Only connections that are explicitly allowed, using firewall rules, are permitted. Windows Firewall, by default, allows all outbound connections, and permits only established inbound connections (that is, an inbound connection that is in direct response to an outbound connection initiated from your computer or network).

There are firewalls protecting Microsoft’s Web servers and your ISP’s DNS servers. In order for your computer to connect to Microsoft’s Web servers, Microsoft must first create firewall rules to allow the communication. This is accomplished by creating a firewall rule that essentially says to allow any inbound IP address to connect to (Microsoft’s Web server) on port 80 (HTTP).

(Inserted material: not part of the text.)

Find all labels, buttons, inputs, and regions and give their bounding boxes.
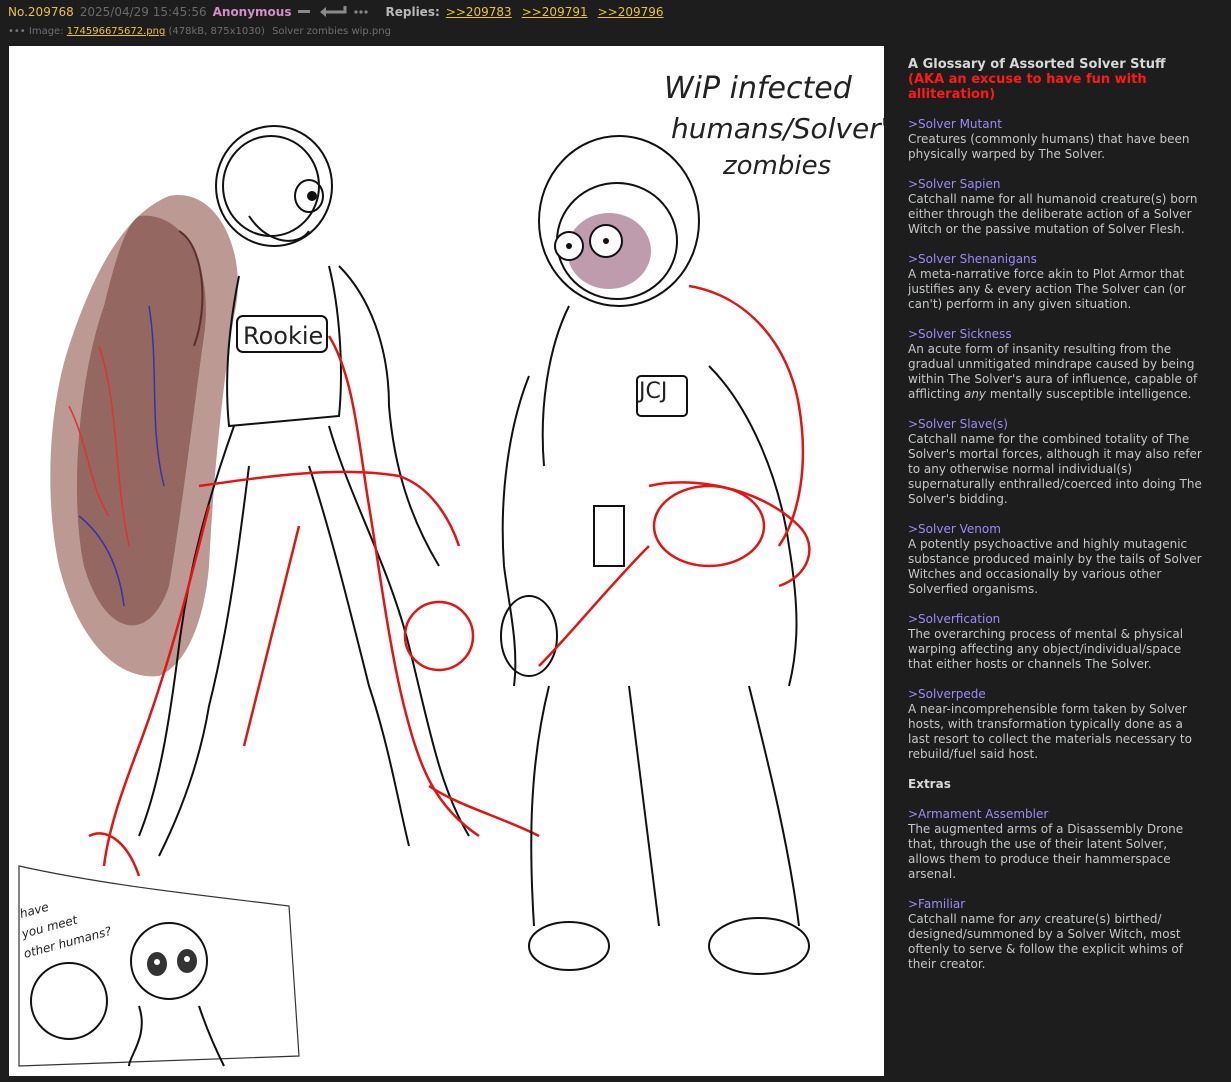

Your ISP must create a similar rule on their firewall that essentially says to allow any inbound IP address to connect to its DNS servers on port 53 — which is the standard port for DNS.

Windows Firewall permits your outbound DNS request to your ISP’s DNS server, and your computer’s outbound HTTP request to Microsoft’s Web server. In your outbound request, your computer first sends the DNS request to your ISP’s DNS server on port 53, and tells your ISP’s DNS server on what port it will be listening for a response.

Your computer selects a random port number between 49,152 and 65,535, and Windows Firewall automatically creates a temporary rule that allows an inbound connection from the IP address of your ISP’s DNS server to the IP address of your computer, on that random port number.

After the response is received (or if a response is not received within a specified period of time, say 30 seconds), the rule is automatically deleted from the firewall and the connection is again blocked. A similar process is then repeated to connect to Microsoft’s Web server.

Windows Defender

Windows Defender is Microsoft’s free antispyware program that is included in Windows 7. Like Windows Firewall, Windows Defender is enabled by default, and no configuration is required for it to begin protecting your computer.

There are some Windows Defender settings you may want to customize, such as how often and when your computer is automatically scanned, what Windows Defender does when spyware is detected, and what you want scanned or excluded (such as certain programs, files, folders, or e-mail). You can access these settings through the Network and Security section in the Control Panel.